Rick Morris is a "connoisseur of bourbon who formed the Hobby Distillers Association to encourage the "legalization of at-home hobby distilling."  Plaintiffs Thomas Cowdrey, Scott McNutt, John Prince, III, all distilling enthusiasts, joined Morris and HDA in the lawsuit.  

It has been illegal to distill "consumable" spirits at home since 1868 when Congress pass the Internal Revenue Act, imposing excise taxes on alcohol and tobacco.  The law prohibited the making of spirits at home: 

Sec . 12. And be it further enacted, That no person shall use any still, boiler, or other vessel for the purpose of distilling in any dwelling-house, nor in any shed, yard, or enclosure connected with any dwelling-house, .... Penalty for so using, or aid- ing in the use. for rectifying; and every person who shall use any still, boiler, or other vessel for the purpose of distilling, as aforesaid, in any building or other premises where the above-specified articles are manufactured, produced, refined, or retailed, or other business is carried on, or on board of any vessel or boat, or in any dwelling-house, or other place as aforesaid, or shall aid or assist therein, or who shall cause or procure the same to be done, shall, on conviction, be fined one thousand dollars and imprisoned for not less than six months nor more than two years....

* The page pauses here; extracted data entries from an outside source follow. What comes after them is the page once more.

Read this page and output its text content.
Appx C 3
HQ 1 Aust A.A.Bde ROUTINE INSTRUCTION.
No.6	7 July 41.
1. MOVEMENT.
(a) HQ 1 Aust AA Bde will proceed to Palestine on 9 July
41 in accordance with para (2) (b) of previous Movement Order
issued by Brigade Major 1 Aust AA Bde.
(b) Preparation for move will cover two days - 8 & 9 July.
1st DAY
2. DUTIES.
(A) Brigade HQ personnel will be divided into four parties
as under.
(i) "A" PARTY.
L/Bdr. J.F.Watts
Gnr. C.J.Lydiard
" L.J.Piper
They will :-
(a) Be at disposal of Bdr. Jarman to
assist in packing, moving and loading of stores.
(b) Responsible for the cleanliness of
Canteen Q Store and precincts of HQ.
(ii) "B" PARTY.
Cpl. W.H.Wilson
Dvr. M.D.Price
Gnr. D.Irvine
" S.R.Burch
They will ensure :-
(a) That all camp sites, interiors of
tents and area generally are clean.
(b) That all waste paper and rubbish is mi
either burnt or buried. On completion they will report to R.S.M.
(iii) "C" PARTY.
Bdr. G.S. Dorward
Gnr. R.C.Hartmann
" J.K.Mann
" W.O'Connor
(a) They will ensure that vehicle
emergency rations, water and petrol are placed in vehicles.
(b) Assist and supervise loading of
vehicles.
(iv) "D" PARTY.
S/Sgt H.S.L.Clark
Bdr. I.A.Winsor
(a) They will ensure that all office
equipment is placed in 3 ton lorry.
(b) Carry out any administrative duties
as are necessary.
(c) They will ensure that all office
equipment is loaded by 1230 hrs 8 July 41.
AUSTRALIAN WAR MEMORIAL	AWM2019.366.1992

Congress later strengthened the maximum penalties to five years in prison and/or a $10,000 fine.  A stiff penalty indeed for making your own bourbon at home .  

Indeed,  TTBsuspected Mr. McNutt of buying a still  and warned him in 2014 of the penalties.* Time passed until McNutt and the plaintiffs had their lawyer call TTB in 2023 to inquire if they could purchase permits for home distillation.  Unfortunately, TTB said no as it considered all such distilleries to be illegal. 

The plaintiffs sued TTB and the Justice Department in U.S. District Court in Fort Worth, Texas in December 2023.  The Court dismissed Morris, Prince, and Cowdrey for lack of standing but found for McNutt and HDA as it determined the law barring home distilleries was unconstitutional.  However, the fight was not over as both sides appealed to the Fifth Circuit.  

The Court decreed the three dismissed plaintiffs indeed had standing.  They had the means to distill at home as Morris owned a company that manufactured stills for the distillation of fuel alcohol.  McNutt was already distilling fuel alcohol at a shed by his home.  Prince was already making homemade wine and beer.  In short, the plaintiffs were not mere citizens who claimed they wanted to engage in home distilling but were people who had the means and expertise to do so.  



The statute directly affected the plaintiffs as it threatened them with prison and fines if they so much as made a thimbleful of bourbon at home.  They faced a credible threat of prosecution as well since TTB had already sent a warning letter and had a history of prosecuting such offenses.  

With the standing issue settled, the Court moved on the matter of whether 26 USC 5178 (a)(1)(B) is constitutional.  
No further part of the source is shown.